Connect with us


There will soon be a “substantially better” and bigger addition to one of the biggest AI training databases in the world



There will soon be a substantially better and bigger addition to one of the biggest AI training databases in the world

Huge corpora of AI training data have been referred to as “the backbone of large language models.” But in 2023, amid a growing outcry over the ethical and legal implications of the datasets that trained the most well-known LLMs, such as OpenAI’s GPT-4 and Meta’s Llama, EleutherAI—the company that produced one of the largest of these datasets in the world—became a target. The Pile is an 825 GB open-sourced diverse text corpora.

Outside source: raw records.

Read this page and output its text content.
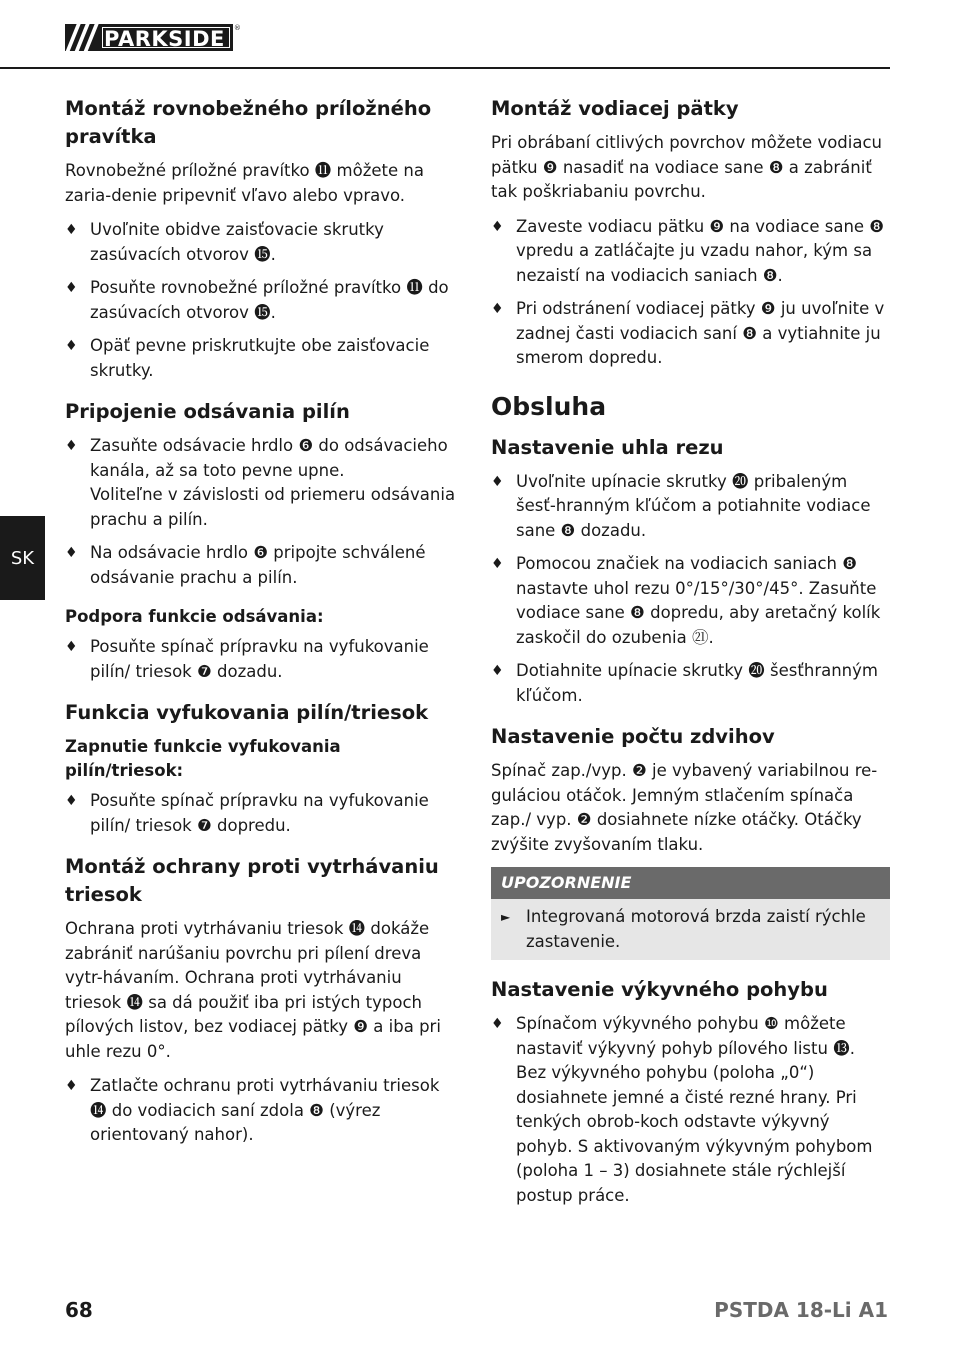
PARKSIDE	®
SK
Montáž rovnobežného príložného pravítka

Rovnobežné príložné pravítko ⓫ môžete na zaria-denie pripevniť vľavo alebo vpravo.

♦ Uvoľnite obidve zaisťovacie skrutky zasúvacích otvorov ⓯.
♦ Posuňte rovnobežné príložné pravítko ⓫ do zasúvacích otvorov ⓯.
♦ Opäť pevne priskrutkujte obe zaisťovacie skrutky.
Pripojenie odsávania pilín
♦ Zasuňte odsávacie hrdlo ❻ do odsávacieho kanála, až sa toto pevne upne.
Voliteľne v závislosti od priemeru odsávania prachu a pilín.
♦ Na odsávacie hrdlo ❻ pripojte schválené odsávanie prachu a pilín.
Podpora funkcie odsávania:
♦ Posuňte spínač prípravku na vyfukovanie pilín/ triesok ❼ dozadu.
Funkcia vyfukovania pilín/triesok
Zapnutie funkcie vyfukovania pilín/triesok:
♦ Posuňte spínač prípravku na vyfukovanie pilín/ triesok ❼ dopredu.
Montáž ochrany proti vytrhávaniu triesok

Ochrana proti vytrhávaniu triesok ⓮ dokáže zabrániť narúšaniu povrchu pri pílení dreva vytr-hávaním. Ochrana proti vytrhávaniu triesok ⓮ sa dá použiť iba pri istých typoch pílových listov, bez vodiacej pätky ❾ a iba pri uhle rezu 0°.

♦ Zatlačte ochranu proti vytrhávaniu triesok ⓮ do vodiacich saní zdola ❽ (výrez orientovaný nahor).
Montáž vodiacej pätky

Pri obrábaní citlivých povrchov môžete vodiacu pätku ❾ nasadiť na vodiace sane ❽ a zabrániť tak poškriabaniu povrchu.

♦ Zaveste vodiacu pätku ❾ na vodiace sane ❽ vpredu a zatláčajte ju vzadu nahor, kým sa nezaistí na vodiacich saniach ❽.
♦ Pri odstránení vodiacej pätky ❾ ju uvoľnite v zadnej časti vodiacich saní ❽ a vytiahnite ju smerom dopredu.
Obsluha
Nastavenie uhla rezu
♦ Uvoľnite upínacie skrutky ⓴ pribaleným šesť-hranným kľúčom a potiahnite vodiace sane ❽ dozadu.
♦ Pomocou značiek na vodiacich saniach ❽ nastavte uhol rezu 0°/15°/30°/45°. Zasuňte vodiace sane ❽ dopredu, aby aretačný kolík zaskočil do ozubenia ㉑.
♦ Dotiahnite upínacie skrutky ⓴ šesťhranným kľúčom.
Nastavenie počtu zdvihov

Spínač zap./vyp. ❷ je vybavený variabilnou re-guláciou otáčok. Jemným stlačením spínača zap./ vyp. ❷ dosiahnete nízke otáčky. Otáčky zvýšite zvyšovaním tlaku.

UPOZORNENIE
► Integrovaná motorová brzda zaistí rýchle zastavenie.
Nastavenie výkyvného pohybu
♦ Spínačom výkyvného pohybu ❿ môžete nastaviť výkyvný pohyb pílového listu ⓭. Bez výkyvného pohybu (poloha „0“) dosiahnete jemné a čisté rezné hrany. Pri tenkých obrob-koch odstavte výkyvný pohyb. S aktivovaným výkyvným pohybom (poloha 1 – 3) dosiahnete stále rýchlejší postup práce.
68	PSTDA 18-Li A1
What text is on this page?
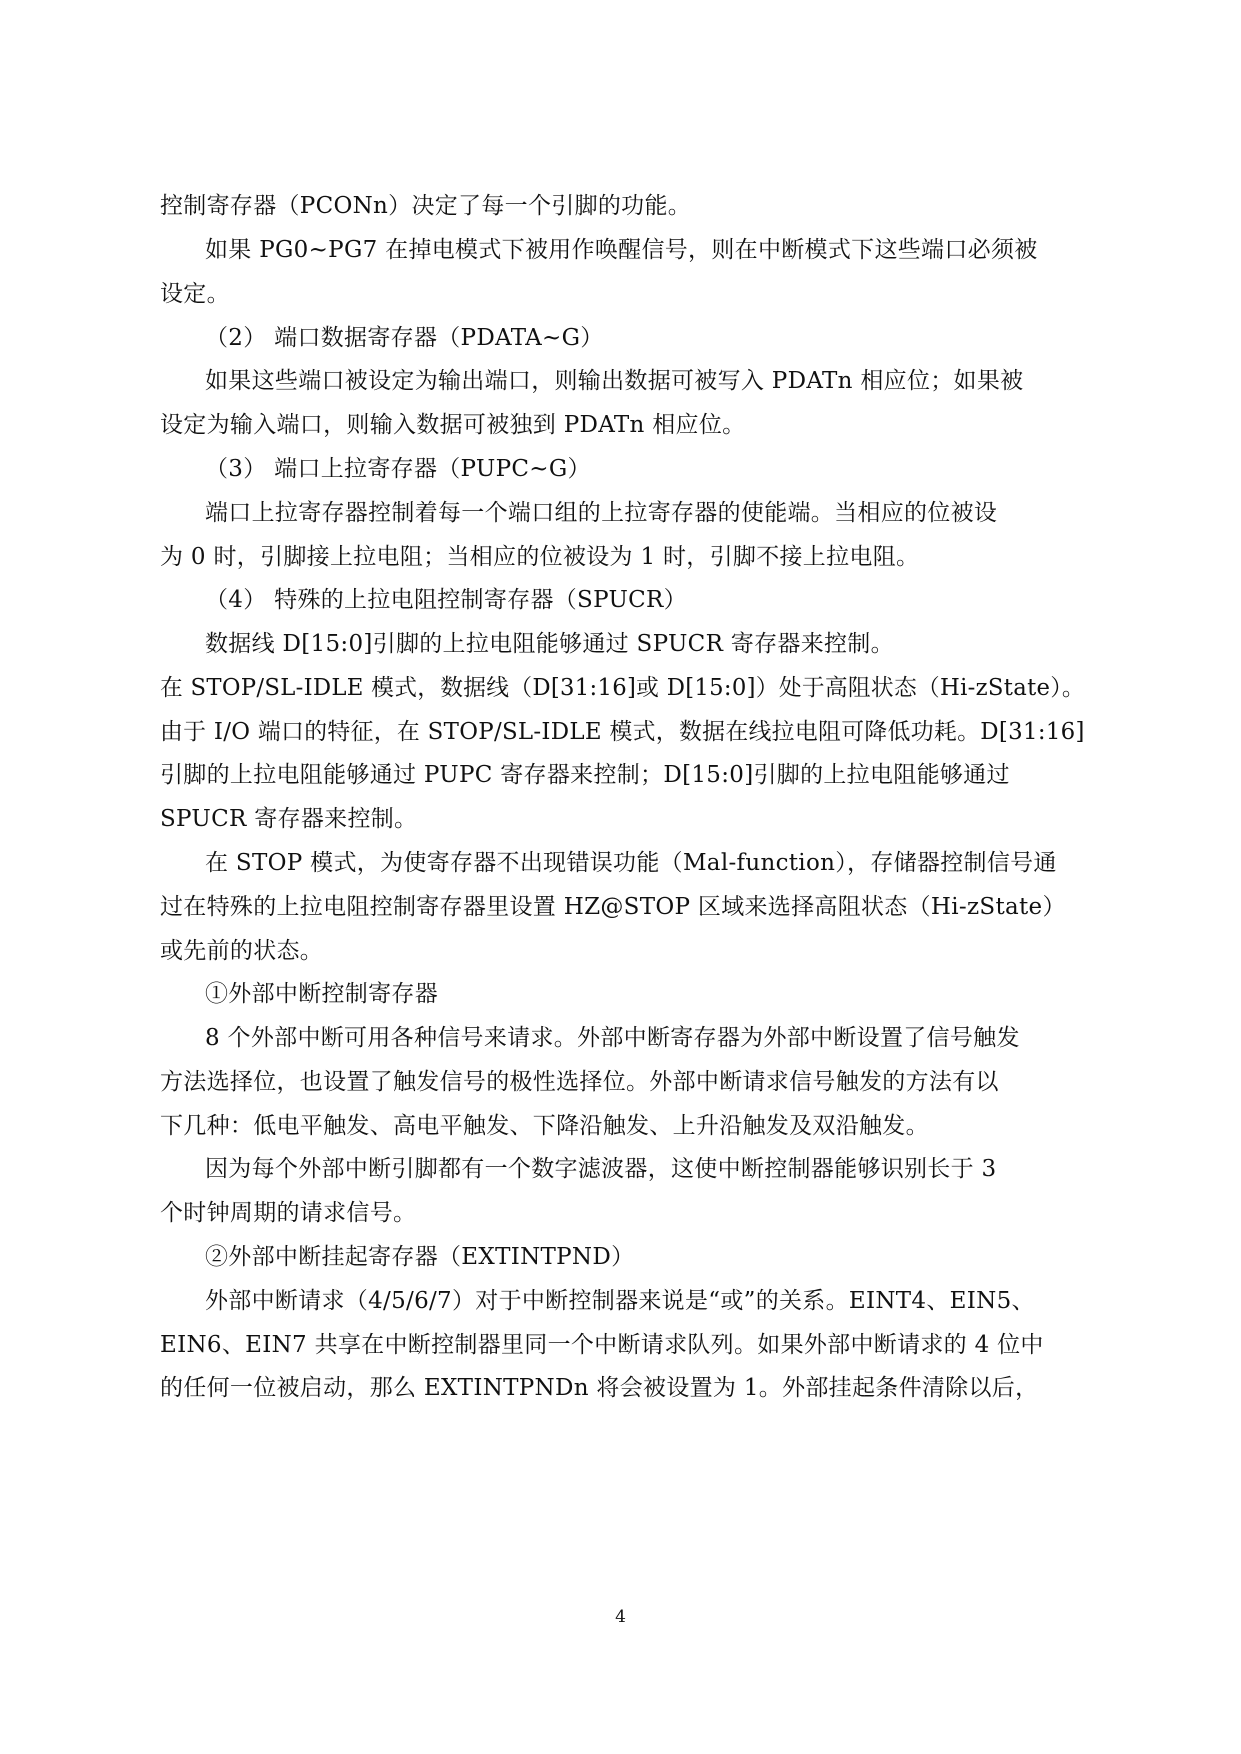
控制寄存器（PCONn）决定了每一个引脚的功能。
如果 PG0~PG7 在掉电模式下被用作唤醒信号，则在中断模式下这些端口必须被
设定。
（2） 端口数据寄存器（PDATA~G）
如果这些端口被设定为输出端口，则输出数据可被写入 PDATn 相应位；如果被
设定为输入端口，则输入数据可被独到 PDATn 相应位。
（3） 端口上拉寄存器（PUPC~G）
端口上拉寄存器控制着每一个端口组的上拉寄存器的使能端。当相应的位被设
为 0 时，引脚接上拉电阻；当相应的位被设为 1 时，引脚不接上拉电阻。
（4） 特殊的上拉电阻控制寄存器（SPUCR）
数据线 D[15:0]引脚的上拉电阻能够通过 SPUCR 寄存器来控制。
在 STOP/SL-IDLE 模式，数据线（D[31:16]或 D[15:0]）处于高阻状态（Hi-zState）。
由于 I/O 端口的特征，在 STOP/SL-IDLE 模式，数据在线拉电阻可降低功耗。D[31:16]
引脚的上拉电阻能够通过 PUPC 寄存器来控制；D[15:0]引脚的上拉电阻能够通过
SPUCR 寄存器来控制。
在 STOP 模式，为使寄存器不出现错误功能（Mal-function），存储器控制信号通
过在特殊的上拉电阻控制寄存器里设置 HZ@STOP 区域来选择高阻状态（Hi-zState）
或先前的状态。
①外部中断控制寄存器
8 个外部中断可用各种信号来请求。外部中断寄存器为外部中断设置了信号触发
方法选择位，也设置了触发信号的极性选择位。外部中断请求信号触发的方法有以
下几种：低电平触发、高电平触发、下降沿触发、上升沿触发及双沿触发。
因为每个外部中断引脚都有一个数字滤波器，这使中断控制器能够识别长于 3
个时钟周期的请求信号。
②外部中断挂起寄存器（EXTINTPND）
外部中断请求（4/5/6/7）对于中断控制器来说是“或”的关系。EINT4、EIN5、
EIN6、EIN7 共享在中断控制器里同一个中断请求队列。如果外部中断请求的 4 位中
的任何一位被启动，那么 EXTINTPNDn 将会被设置为 1。外部挂起条件清除以后，
4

One of the numerous cases centered on generative AI last year involved EleutherAI, a grassroots nonprofit research group that started as a loosely organized Discord collective in 2020 and aimed to comprehend how OpenAI’s new GPT-3 functioned. In October, a lawsuit was launched by former governor of Arkansas Mike Huckabee and other authors, claiming that their books were taken without permission and added to Books3, a contentious dataset that was a part of the Pile project and featured over 180,000 titles.

However, EleutherAI is now updating the Pile dataset in partnership with other institutions, such as the University of Toronto and the Allen Institute for AI, in addition to independent researchers, and isn’t even close to finishing their dataset work. The new Pile dataset won’t be finalized for a few months, according to Stella Biderman, an executive director of EleutherAI and lead scientist and mathematician at Booz Allen Hamilton, and Aviya Skowron, head of policy and ethics at EleutherAI, in a joint interview with VentureBeat.

It is anticipated that the new Pile will be “substantially better” and larger

According to Biderman, the upcoming LLM training dataset is anticipated to surpass the previous one in size and quality, making it “substantially better.”

“There’s going to be a lot of new data,” said Biderman. Some, she said, will be data that has not been seen anywhere before and “that we’re working on kind of excavating, which is going to be really exciting.”

Compared to the original dataset, which was made available in December 2020 and used to develop language models such as the Pythia suite and Stability AI’s Stable LM suite, the Pile v2 has more recent data. It will additionally have improved preprocessing: Biderman clarified, “We had never trained an LLM before we made the Pile.” “We’ve trained nearly a dozen people now, and we know a lot more about how to clean data so that LLMs can use it.”

Better-quality and more varied data will also be included in the new dataset. She stated, “For example, we’re going to have a lot more books than the original Pile had and a more diverse representation of non-academic non-fiction domains.”

In addition to Books3, the original Pile has 22 sub-datasets, including Wikipedia, YouTube subtitles, PubMed Central, Arxiv, Stack Exchange, and, oddly enough, Enron emails. Biderman noted that the Pile is still the world’s LLM training dataset with the best creator documentation. The goal in creating the Pile was to create a massive new dataset with billions of text passages that would be comparable in size to the one that OpenAI used to train GPT-3.

When The Pile was first made public, it was a distinct AI training dataset

“Back in 2020, the Pile was a very important thing, because there wasn’t anything quite like it,” Biderman remarked. She clarified that at the time, Google was using one publicly accessible huge text corpus, C4, to train a range of language models.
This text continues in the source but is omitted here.